Simmons is poking fun at the fact that Jordan Crawford was acquired by the Boston Celtics for Leandro Barbosa and Jason Collins. Barbosa is currently out for the remainder of the year with a torn ACL.
The fact that the Washington Wizards essentially gave Boston Crawford could be seen as a red flag. Either that or Crawford will play with a chip on his shoulder now that he’s part of a playoff team.
Crawford is known for his egregiously terrible shot selection. He’s shooting just 41.5 percent from the field this season on 11.8 shot attempts per game. Granted, that’s just about the same shooting percentage as Roy Hibbert, who is shooting 41.6 percent as a 7’2” center.

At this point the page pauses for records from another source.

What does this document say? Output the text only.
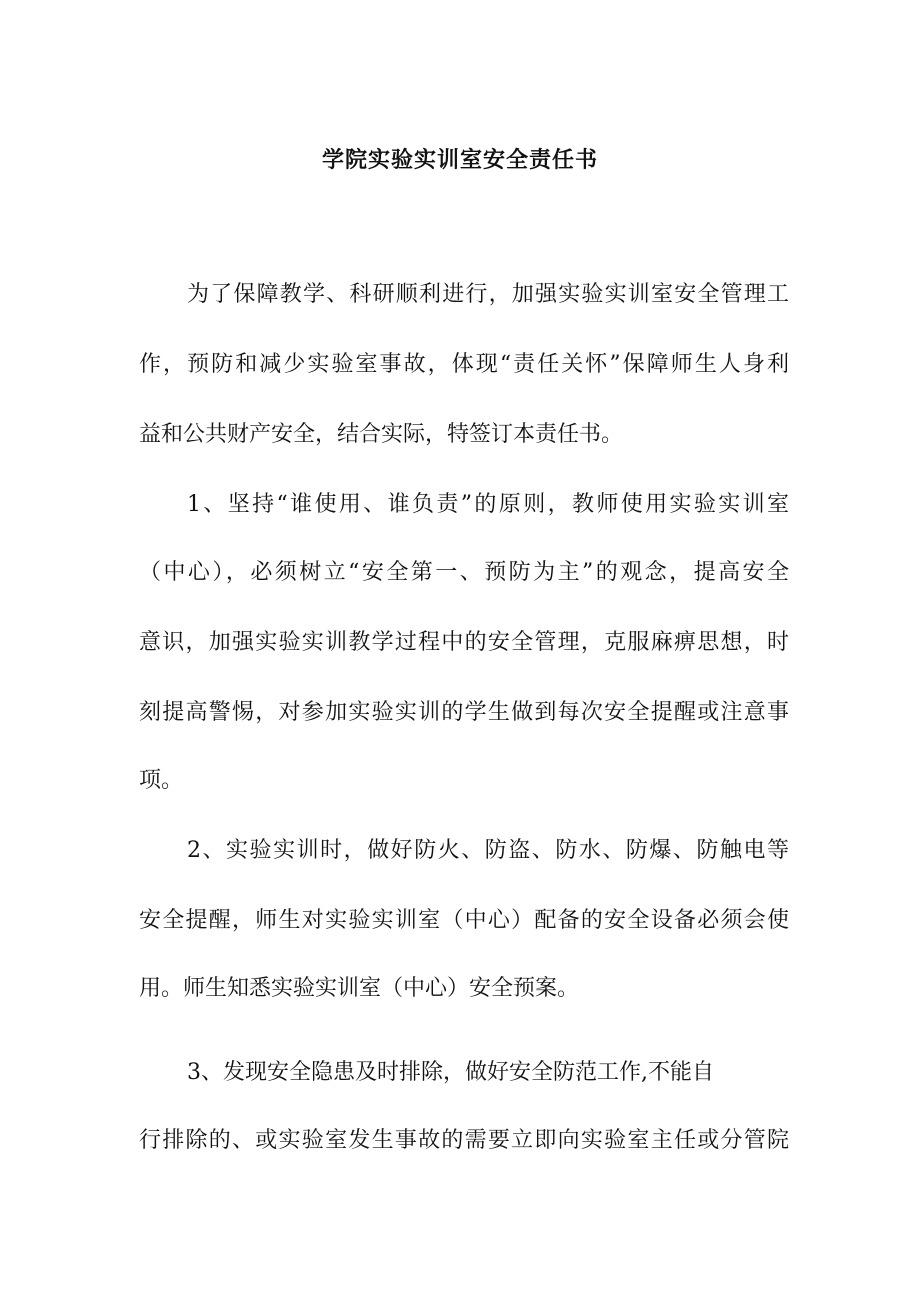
学院实验实训室安全责任书
为了保障教学、科研顺利进行，加强实验实训室安全管理工
作，预防和减少实验室事故，体现“责任关怀”保障师生人身利
益和公共财产安全，结合实际，特签订本责任书。
1、坚持“谁使用、谁负责”的原则，教师使用实验实训室
（中心），必须树立“安全第一、预防为主”的观念，提高安全
意识，加强实验实训教学过程中的安全管理，克服麻痹思想，时
刻提高警惕，对参加实验实训的学生做到每次安全提醒或注意事
项。
2、实验实训时，做好防火、防盗、防水、防爆、防触电等
安全提醒，师生对实验实训室（中心）配备的安全设备必须会使
用。师生知悉实验实训室（中心）安全预案。
3、发现安全隐患及时排除，做好安全防范工作,不能自
行排除的、或实验室发生事故的需要立即向实验室主任或分管院
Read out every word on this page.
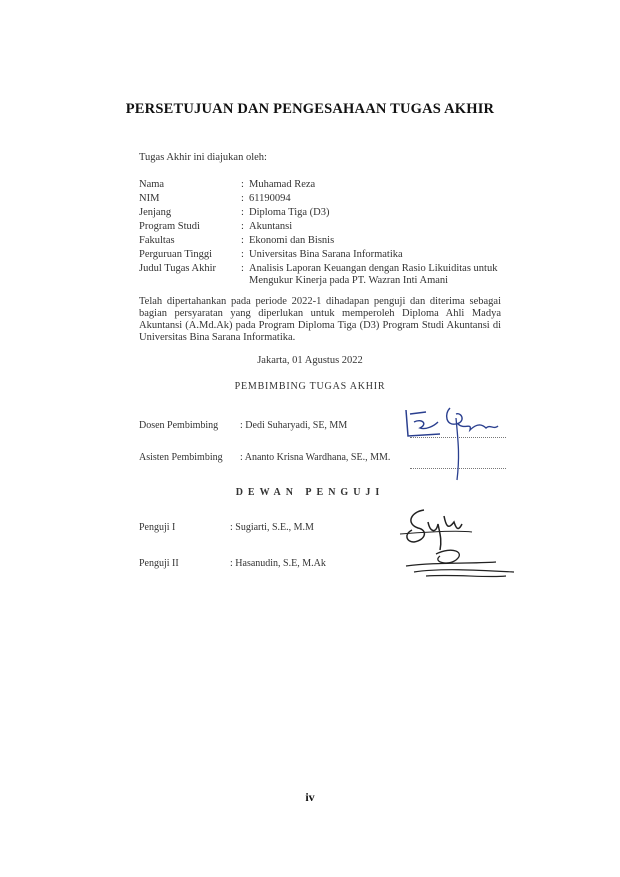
PERSETUJUAN DAN PENGESAHAAN TUGAS AKHIR
Tugas Akhir ini diajukan oleh:
Nama	: Muhamad Reza
NIM	: 61190094
Jenjang	: Diploma Tiga (D3)
Program Studi	: Akuntansi
Fakultas	: Ekonomi dan Bisnis
Perguruan Tinggi	: Universitas Bina Sarana Informatika
Judul Tugas Akhir	: Analisis Laporan Keuangan dengan Rasio Likuiditas untuk Mengukur Kinerja pada PT. Wazran Inti Amani
Telah dipertahankan pada periode 2022-1 dihadapan penguji dan diterima sebagai bagian persyaratan yang diperlukan untuk memperoleh Diploma Ahli Madya Akuntansi (A.Md.Ak) pada Program Diploma Tiga (D3) Program Studi Akuntansi di Universitas Bina Sarana Informatika.
Jakarta, 01 Agustus 2022
PEMBIMBING TUGAS AKHIR
Dosen Pembimbing : Dedi Suharyadi, SE, MM
Asisten Pembimbing : Ananto Krisna Wardhana, SE., MM.
DEWAN PENGUJI
Penguji I	: Sugiarti, S.E., M.M
Penguji II	: Hasanudin, S.E, M.Ak
iv
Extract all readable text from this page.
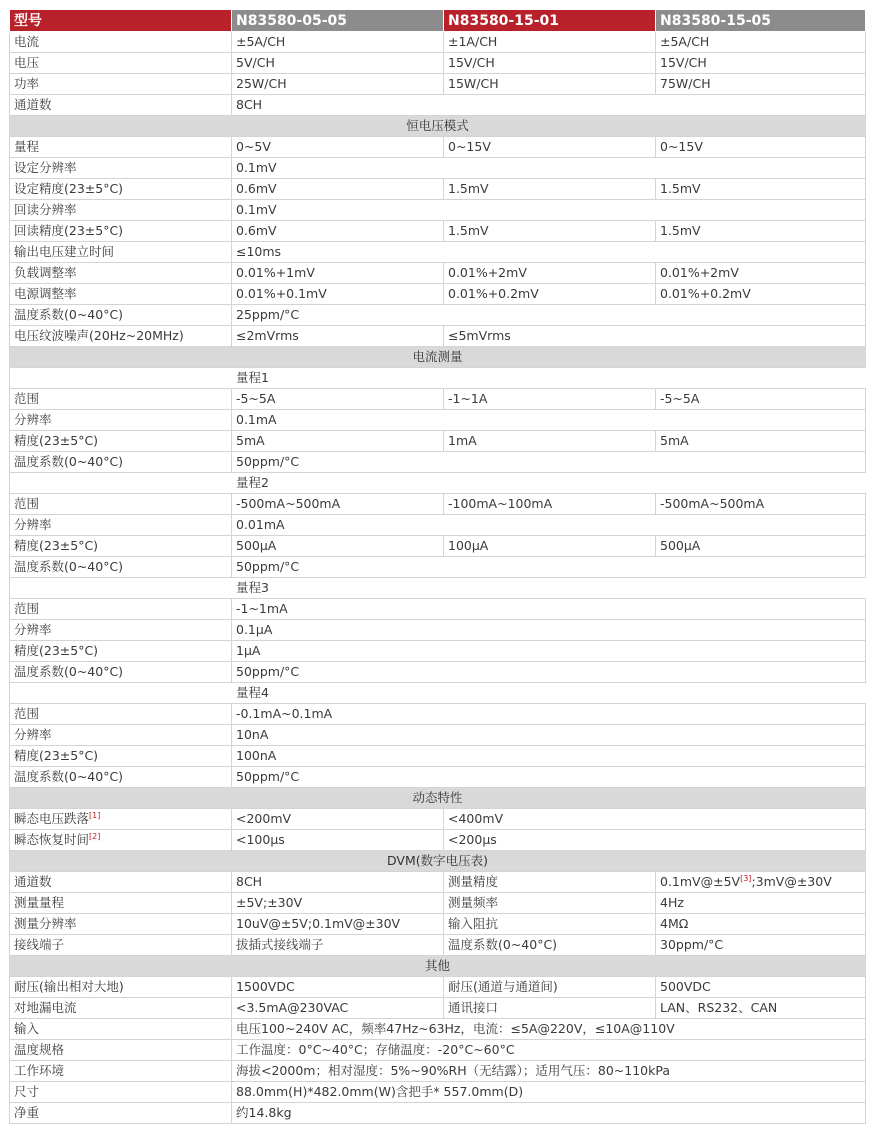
型号	N83580-05-05	N83580-15-01	N83580-15-05
电流	±5A/CH	±1A/CH	±5A/CH
电压	5V/CH	15V/CH	15V/CH
功率	25W/CH	15W/CH	75W/CH
通道数	8CH		
恒电压模式			
量程	0~5V	0~15V	0~15V
设定分辨率	0.1mV		
设定精度(23±5°C)	0.6mV	1.5mV	1.5mV
回读分辨率	0.1mV		
回读精度(23±5°C)	0.6mV	1.5mV	1.5mV
输出电压建立时间	≤10ms		
负载调整率	0.01%+1mV	0.01%+2mV	0.01%+2mV
电源调整率	0.01%+0.1mV	0.01%+0.2mV	0.01%+0.2mV
温度系数(0~40°C)	25ppm/°C		
电压纹波噪声(20Hz~20MHz)	≤2mVrms	≤5mVrms	
电流测量			
	量程1		
范围	-5~5A	-1~1A	-5~5A
分辨率	0.1mA		
精度(23±5°C)	5mA	1mA	5mA
温度系数(0~40°C)	50ppm/°C		
	量程2		
范围	-500mA~500mA	-100mA~100mA	-500mA~500mA
分辨率	0.01mA		
精度(23±5°C)	500μA	100μA	500μA
温度系数(0~40°C)	50ppm/°C		
	量程3		
范围	-1~1mA		
分辨率	0.1μA		
精度(23±5°C)	1μA		
温度系数(0~40°C)	50ppm/°C		
	量程4		
范围	-0.1mA~0.1mA		
分辨率	10nA		
精度(23±5°C)	100nA		
温度系数(0~40°C)	50ppm/°C		
动态特性			
瞬态电压跌落[1]	<200mV	<400mV	
瞬态恢复时间[2]	<100μs	<200μs	
DVM(数字电压表)			
通道数	8CH	测量精度	0.1mV@±5V[3];3mV@±30V
测量量程	±5V;±30V	测量频率	4Hz
测量分辨率	10uV@±5V;0.1mV@±30V	输入阻抗	4MΩ
接线端子	拔插式接线端子	温度系数(0~40°C)	30ppm/°C
其他			
耐压(输出相对大地)	1500VDC	耐压(通道与通道间)	500VDC
对地漏电流	<3.5mA@230VAC	通讯接口	LAN、RS232、CAN
输入	电压100~240V AC，频率47Hz~63Hz，电流：≤5A@220V，≤10A@110V		
温度规格	工作温度：0°C~40°C；存储温度：-20°C~60°C		
工作环境	海拔<2000m；相对湿度：5%~90%RH（无结露）；适用气压：80~110kPa		
尺寸	88.0mm(H)*482.0mm(W)含把手* 557.0mm(D)		
净重	约14.8kg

Despite Crawford’s negatives, ESPN Stats and Information pointed out a rather bizarre stat via Twitter:
Jordan Crawford is 1 of 7 players to average 18 pts, 5 ast, & 4 rebs per 36 min this season (LeBron, Wade, Kobe, Westbrook, Manu & Harden).
— ESPN Stats & Info (@ESPNStatsInfo) February 21, 2013
Crawford will join Avery Bradley, Jason Terry and Courtney Lee in Boston’s backcourt, sharing time to replace Rajon Rondo by association.
Meanwhile, in Washington, Bradley Beal’s minutes just opened up even more.
Considering that Thomas Robinson was the fifth overall pick in last year’s draft, his numbers during his rookie year have been disappointing.
He’s shooting 42.4 percent from the field, averaging 4.8 points and 4.7 rebounds per game.
That said, T-Rob was getting just 15.9 minutes per contest in Sacramento. And, oh yeah, the guy was a top-five pick last year! You don’t give up on a lottery pick that quickly, Sacramento!
In all seriousness, Bill Simmons pointed out in a recent article that Chris Webber, Chauncey Billups, Rasheed Wallace, Joe Johnson and others were all underachieving lottery picks that got traded before they became great players. It may be too early to lump Robinson into that group, but don’t be surprised if that happens.
I love the fact that Robinson will be learning under Houston Rockets head coach Kevin McHale, one of the greatest power forwards of all time. If McHale can provide Robinson with a variety of post moves, he could be downright terrifying.
Don’t forget, T-Rob averaged 17.7 points and 11.9 rebounds per game during his final season at Kansas.
The change of scenery is 100 percent positive for Robinson.
J.J. Redick was the biggest NBA name moved before an admittedly boring trade deadline. He’s played fantastic basketball this season for Orlando, averaging career highs in points (15.1), assists (4.4), rebounds (2.4) and field-goal percentage (45 percent).
Milwaukee should be excited to add him for spare parts, even if he is in the final year of his contract.
Although Redick has put himself in the Sixth Man of the Year conversation for his play off the bench, it will be interesting to see how Redick fits into a backcourt that already has the dueling banjo tandem of Brandon Jennings and Monta Ellis.
Considering that Ellis is a paltry defender who is shooting a nausea-inducing 22.8 percent from beyond the arc (while taking a ludicrous 3.5 attempts per game from downtown, mind you), any minutes the Bucks can get from Redick that will relegate Ellis to the bench could be seen as a net positive.
As for the post-Redick era in Orlando…Tank Mode Engage!